About 60,000 Syrian Kurds fled into Turkey in the space of 24 hours, a deputy prime minister said on Saturday, as Islamic State militants seized dozens of villages close to the border.
Turkey opened a stretch of the frontier on Friday after Kurdish civilians fled their homes, fearing an imminent attack on the border town of Ayn al-Arab, also known as Kobani.
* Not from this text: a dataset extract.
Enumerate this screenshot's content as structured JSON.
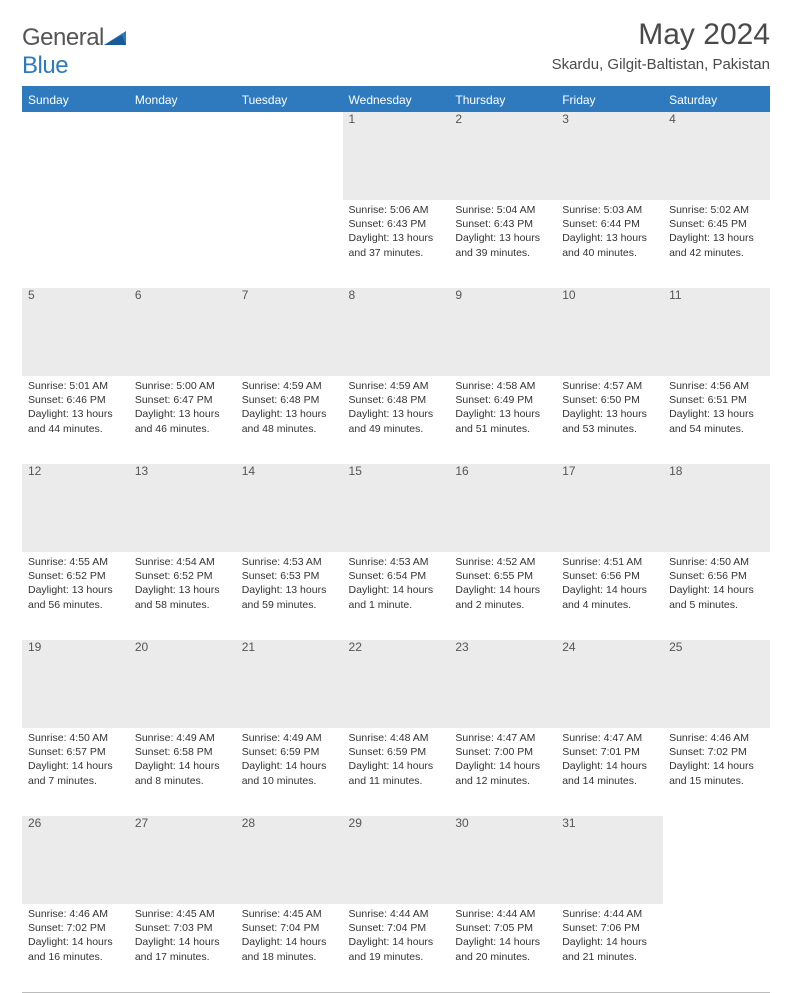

A Kurdish commander on the ground said Islamic State had advanced to within 15 km (9 miles) of the town.
Local Kurds said they feared a massacre in Kobani, whose strategic location has been blocking the radical Sunni Muslim militants from consolidating their gains across northern Syria.
The United States has said it is prepared to carry out airstrikes in Syria to stop the advances of Islamic State, which has also seized tracts of territory in neighboring Iraq and has proclaimed a caliphate in the heart of the Middle East.
U.S. forces have bombed the group in Iraq at the request of the government, but it is unclear when or where any military action might take place in Syria, whose president, Bashar al-Assad, Washington says is no longer legitimate.
Lokman Isa, a 34-year-old farmer, said he had fled with his family and about 30 other families after heavily armed Islamic State militants entered his village of Celebi. He said the Kurdish forces battling them had only light weapons.